Certain variations of genes have been linked to a noticeably higher risk of tooth decay and cavities. Scientists have also found that gene variants can determine your sweet preference, and those with a stronger preference for sweet foods are more likely to develop tooth decay. In others, their risk for tooth decay comes down to their enamel. Some people have softer enamel that makes it easier for bacteria to attack the teeth, creating cavities. And your body’s immune response to the communities of bacteria on your tongue and mouth can also result in susceptibilities to tooth decay. So, if tooth decay is common in your family, make sure you take extra care to floss regularly and visit your dentist often.

Gum Disease

Periodontal Disease, commonly known as Gum Disease, has also been linked to genetics. If gum disease is a problem that your family members have experienced, you will want to keep an eye on any potential inflamed or sensitive gums and seek dental care if suspected.

Crooked Teeth

Your genetics play a significant role in the formation of your jaw. Those with family members that have common misalignment issues like crowding, overbites, and gaps, have a higher chance of also developing similar oral problems. If you have children showing signs of misaligned teeth, seek orthodontic treatment promptly. Luckily, if caught early enough, there is a chance that the patient will be able to develop properly aligned bones and teeth with treatment.
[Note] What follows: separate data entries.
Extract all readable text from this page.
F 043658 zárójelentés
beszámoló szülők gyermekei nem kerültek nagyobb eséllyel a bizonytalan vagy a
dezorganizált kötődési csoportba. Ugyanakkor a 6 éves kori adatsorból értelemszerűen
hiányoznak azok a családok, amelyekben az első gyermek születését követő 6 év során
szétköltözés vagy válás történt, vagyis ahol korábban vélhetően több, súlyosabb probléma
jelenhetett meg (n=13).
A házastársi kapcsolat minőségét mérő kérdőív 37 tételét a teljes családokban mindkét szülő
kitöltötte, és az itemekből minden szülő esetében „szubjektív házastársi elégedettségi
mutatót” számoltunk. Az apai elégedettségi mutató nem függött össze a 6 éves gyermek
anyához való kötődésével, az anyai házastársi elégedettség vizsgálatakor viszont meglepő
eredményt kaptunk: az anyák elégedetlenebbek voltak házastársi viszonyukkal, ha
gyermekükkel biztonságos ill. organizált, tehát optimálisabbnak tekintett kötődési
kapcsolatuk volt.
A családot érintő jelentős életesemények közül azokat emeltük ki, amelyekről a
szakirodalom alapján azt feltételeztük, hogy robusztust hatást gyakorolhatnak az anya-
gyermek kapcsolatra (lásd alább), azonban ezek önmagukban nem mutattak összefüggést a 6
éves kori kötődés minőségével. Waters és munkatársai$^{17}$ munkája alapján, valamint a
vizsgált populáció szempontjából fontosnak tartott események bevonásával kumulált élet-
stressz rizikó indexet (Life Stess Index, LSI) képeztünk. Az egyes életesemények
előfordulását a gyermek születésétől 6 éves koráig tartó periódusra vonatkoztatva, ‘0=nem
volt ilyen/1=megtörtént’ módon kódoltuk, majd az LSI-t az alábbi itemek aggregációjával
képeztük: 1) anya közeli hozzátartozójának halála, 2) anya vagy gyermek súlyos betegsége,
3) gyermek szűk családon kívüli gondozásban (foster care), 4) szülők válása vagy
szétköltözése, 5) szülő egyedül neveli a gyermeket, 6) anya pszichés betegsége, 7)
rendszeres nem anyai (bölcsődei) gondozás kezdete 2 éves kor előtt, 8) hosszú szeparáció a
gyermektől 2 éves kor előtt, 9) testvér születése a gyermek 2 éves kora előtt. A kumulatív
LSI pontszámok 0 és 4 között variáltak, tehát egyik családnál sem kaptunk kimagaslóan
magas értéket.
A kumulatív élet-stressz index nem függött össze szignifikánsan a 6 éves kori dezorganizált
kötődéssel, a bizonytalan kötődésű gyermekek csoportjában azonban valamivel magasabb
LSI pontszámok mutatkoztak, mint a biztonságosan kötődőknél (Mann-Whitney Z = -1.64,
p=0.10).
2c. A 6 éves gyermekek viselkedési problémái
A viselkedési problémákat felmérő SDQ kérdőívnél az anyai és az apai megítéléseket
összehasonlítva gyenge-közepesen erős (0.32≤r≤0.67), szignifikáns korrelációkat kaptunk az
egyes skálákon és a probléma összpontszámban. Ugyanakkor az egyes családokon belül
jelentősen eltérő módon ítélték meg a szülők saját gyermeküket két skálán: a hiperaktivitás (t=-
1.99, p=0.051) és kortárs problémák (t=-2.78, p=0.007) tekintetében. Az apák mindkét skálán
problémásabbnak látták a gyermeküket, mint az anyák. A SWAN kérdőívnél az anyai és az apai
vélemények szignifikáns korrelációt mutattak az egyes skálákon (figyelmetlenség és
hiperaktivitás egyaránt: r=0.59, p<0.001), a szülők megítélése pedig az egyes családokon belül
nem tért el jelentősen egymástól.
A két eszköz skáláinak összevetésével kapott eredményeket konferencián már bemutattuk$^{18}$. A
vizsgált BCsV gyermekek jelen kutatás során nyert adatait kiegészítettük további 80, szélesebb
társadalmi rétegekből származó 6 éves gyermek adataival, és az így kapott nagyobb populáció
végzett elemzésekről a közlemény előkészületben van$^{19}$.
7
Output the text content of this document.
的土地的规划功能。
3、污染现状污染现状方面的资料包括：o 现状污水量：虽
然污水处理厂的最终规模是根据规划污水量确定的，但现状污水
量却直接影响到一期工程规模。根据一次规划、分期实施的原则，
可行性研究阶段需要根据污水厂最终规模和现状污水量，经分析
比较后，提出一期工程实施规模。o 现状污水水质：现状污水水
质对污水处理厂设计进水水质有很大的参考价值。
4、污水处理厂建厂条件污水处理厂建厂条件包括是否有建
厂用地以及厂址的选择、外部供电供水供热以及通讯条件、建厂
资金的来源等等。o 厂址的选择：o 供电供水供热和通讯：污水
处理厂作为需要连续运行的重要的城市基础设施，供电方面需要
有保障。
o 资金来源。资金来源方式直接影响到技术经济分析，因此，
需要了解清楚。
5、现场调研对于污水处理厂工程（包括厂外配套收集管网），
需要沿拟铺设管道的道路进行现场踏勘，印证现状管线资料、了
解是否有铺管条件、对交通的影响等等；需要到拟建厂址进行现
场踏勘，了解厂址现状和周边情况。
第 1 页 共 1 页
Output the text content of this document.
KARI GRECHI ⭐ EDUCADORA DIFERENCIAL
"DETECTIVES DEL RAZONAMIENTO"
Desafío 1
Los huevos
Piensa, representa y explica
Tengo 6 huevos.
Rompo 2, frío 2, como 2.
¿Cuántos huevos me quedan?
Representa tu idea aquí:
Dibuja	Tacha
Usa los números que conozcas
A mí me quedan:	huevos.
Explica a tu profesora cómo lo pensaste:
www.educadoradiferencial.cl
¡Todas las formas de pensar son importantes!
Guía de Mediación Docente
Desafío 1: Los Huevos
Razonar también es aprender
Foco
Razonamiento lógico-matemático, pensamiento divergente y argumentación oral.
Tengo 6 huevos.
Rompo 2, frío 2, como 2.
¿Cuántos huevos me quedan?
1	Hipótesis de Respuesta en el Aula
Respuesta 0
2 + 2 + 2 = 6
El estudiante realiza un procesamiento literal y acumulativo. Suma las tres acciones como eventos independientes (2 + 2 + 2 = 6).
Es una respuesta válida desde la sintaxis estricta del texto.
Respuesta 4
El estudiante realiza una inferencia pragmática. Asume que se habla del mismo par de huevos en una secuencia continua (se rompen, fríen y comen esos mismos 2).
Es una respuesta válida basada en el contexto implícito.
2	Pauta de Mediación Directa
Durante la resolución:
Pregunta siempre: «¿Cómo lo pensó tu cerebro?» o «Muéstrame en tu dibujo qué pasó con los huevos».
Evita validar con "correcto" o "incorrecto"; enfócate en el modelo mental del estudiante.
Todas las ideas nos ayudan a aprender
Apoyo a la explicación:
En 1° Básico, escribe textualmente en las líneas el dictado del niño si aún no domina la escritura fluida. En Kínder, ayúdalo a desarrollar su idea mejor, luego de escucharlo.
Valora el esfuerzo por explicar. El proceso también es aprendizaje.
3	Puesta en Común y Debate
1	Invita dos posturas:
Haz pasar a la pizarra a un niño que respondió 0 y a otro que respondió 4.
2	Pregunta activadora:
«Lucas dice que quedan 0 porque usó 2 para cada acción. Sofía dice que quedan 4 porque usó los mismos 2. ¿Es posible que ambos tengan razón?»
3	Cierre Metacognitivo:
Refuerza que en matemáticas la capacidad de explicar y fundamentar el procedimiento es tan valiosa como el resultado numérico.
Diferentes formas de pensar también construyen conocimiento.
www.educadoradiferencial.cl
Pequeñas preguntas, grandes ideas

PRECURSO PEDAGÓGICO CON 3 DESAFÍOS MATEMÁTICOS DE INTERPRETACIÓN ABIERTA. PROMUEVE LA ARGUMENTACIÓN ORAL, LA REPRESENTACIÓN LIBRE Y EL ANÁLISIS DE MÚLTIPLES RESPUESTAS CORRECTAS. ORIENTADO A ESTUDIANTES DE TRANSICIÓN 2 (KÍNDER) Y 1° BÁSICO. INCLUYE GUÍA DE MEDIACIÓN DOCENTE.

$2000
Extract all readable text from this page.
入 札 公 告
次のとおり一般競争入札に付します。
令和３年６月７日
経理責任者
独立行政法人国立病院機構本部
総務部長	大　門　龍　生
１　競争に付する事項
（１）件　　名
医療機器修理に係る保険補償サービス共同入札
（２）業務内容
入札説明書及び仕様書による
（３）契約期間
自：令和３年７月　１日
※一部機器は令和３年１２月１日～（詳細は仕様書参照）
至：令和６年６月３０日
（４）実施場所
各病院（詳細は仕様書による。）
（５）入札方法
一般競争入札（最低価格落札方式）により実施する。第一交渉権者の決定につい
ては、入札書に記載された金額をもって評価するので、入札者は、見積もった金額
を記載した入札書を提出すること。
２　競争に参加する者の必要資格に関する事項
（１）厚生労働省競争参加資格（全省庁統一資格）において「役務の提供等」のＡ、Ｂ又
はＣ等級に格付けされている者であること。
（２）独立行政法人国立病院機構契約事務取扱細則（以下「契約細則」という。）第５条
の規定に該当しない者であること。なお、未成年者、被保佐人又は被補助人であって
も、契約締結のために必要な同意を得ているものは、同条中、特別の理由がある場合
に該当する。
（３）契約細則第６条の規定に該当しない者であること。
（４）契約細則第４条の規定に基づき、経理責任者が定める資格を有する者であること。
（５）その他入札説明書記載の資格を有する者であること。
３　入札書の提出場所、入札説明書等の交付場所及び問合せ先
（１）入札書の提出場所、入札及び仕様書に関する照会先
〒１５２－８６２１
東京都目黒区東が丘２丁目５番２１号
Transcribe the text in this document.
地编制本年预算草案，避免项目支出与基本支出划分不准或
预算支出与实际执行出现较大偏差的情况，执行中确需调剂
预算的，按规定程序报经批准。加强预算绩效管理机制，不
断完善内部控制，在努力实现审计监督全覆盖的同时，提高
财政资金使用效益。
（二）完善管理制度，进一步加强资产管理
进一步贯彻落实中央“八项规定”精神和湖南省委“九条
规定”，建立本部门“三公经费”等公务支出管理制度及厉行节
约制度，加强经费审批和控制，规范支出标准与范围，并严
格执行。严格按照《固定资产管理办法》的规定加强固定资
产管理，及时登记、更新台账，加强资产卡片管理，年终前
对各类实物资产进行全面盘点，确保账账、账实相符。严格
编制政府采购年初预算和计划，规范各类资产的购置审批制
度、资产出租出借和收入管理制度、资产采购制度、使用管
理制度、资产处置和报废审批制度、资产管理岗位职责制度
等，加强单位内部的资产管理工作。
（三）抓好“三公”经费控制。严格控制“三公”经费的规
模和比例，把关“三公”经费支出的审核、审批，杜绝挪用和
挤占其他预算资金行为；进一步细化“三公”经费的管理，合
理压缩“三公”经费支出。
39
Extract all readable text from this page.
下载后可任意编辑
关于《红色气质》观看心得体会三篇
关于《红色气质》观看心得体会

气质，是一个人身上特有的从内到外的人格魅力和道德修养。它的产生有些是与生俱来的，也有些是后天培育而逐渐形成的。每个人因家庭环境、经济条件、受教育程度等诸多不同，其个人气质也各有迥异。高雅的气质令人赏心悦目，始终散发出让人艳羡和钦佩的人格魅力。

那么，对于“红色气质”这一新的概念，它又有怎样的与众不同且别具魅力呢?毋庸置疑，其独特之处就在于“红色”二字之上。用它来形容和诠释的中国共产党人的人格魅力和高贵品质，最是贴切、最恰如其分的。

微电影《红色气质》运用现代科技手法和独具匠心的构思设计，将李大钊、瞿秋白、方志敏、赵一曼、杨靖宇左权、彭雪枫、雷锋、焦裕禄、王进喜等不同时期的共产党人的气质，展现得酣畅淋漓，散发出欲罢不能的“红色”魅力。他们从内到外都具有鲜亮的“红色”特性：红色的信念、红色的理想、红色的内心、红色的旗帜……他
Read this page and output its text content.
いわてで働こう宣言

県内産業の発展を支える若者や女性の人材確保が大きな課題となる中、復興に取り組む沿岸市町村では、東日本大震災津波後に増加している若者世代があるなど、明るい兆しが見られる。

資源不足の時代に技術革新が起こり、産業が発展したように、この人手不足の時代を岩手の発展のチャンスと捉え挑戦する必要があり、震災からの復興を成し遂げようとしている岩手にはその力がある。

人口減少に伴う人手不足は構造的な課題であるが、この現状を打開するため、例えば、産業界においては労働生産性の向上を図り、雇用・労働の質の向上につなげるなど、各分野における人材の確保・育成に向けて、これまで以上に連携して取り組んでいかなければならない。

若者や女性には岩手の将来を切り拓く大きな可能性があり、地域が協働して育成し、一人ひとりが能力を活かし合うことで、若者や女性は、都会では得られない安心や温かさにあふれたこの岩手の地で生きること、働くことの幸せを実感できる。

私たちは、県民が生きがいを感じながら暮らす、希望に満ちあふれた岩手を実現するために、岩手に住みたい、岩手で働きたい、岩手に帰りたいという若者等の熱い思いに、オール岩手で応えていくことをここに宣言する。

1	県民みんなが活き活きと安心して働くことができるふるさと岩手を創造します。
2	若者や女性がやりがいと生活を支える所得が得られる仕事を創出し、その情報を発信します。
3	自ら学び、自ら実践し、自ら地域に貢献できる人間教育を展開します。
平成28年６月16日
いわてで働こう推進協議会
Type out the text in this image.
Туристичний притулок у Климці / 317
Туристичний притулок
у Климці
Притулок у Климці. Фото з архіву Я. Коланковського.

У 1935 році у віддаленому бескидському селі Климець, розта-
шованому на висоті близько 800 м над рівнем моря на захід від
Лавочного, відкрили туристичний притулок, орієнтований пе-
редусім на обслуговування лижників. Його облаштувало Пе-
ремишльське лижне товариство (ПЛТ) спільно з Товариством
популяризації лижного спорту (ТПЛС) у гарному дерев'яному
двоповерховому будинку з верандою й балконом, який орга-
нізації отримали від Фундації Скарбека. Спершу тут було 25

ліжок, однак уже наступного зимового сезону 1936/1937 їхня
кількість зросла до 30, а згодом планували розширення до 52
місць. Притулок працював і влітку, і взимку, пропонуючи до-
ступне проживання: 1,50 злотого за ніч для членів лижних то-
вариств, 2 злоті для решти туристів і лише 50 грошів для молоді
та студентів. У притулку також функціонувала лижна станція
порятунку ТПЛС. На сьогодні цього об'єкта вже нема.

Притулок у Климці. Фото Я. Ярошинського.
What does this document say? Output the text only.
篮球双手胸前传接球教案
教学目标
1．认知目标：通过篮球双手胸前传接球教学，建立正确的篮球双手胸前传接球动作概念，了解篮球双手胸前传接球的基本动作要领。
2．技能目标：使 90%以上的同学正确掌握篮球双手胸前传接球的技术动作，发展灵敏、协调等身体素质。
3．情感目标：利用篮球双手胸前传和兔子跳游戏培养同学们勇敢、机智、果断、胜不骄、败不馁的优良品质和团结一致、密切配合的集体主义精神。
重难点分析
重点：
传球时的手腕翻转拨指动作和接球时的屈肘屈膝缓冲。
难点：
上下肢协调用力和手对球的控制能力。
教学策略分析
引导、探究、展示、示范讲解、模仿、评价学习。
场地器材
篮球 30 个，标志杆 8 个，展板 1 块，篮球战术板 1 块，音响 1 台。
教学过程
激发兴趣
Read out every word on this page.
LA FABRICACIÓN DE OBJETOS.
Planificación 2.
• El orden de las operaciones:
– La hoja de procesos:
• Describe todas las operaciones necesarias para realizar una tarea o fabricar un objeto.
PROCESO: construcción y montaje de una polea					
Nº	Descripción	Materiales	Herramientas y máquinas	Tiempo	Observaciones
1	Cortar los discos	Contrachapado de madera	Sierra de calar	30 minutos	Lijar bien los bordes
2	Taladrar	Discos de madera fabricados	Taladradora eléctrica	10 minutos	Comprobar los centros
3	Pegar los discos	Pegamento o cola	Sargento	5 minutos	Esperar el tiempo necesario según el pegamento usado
Congenitally Missing Teeth

This hereditary condition, clinically known as Anodontia/Hypodontia, involves the absence of permanent teeth that do not develop. The main signs are gaps that are left between teeth after the baby teeth have fallen out and the development of permanent teeth has started. An X-Ray examination by your dentist is needed for proper diagnosis, so don’t delay seeing your dentist if your child shows signs of missing teeth. Treatment options are available such as braces, dental implants or dentures.

Cleft Lip, Cleft Palate or Both

A common genetic factor in Asian, Latino and Native American families, these birth defects happen when the tissues that are present throughout the face and mouth don’t fuse together properly. This can be passed on by the mother or father, and although not preventable, surgery options are available to fix the appearance, structure, and function.

Oral Cancer

Those who carry certain genetic markers are at greater risk of developing the disease. Lowering the risk of oral cancer can be aided by engaging in a healthy diet and avoiding cigarette smoke and excessive sugar and alcohol intake.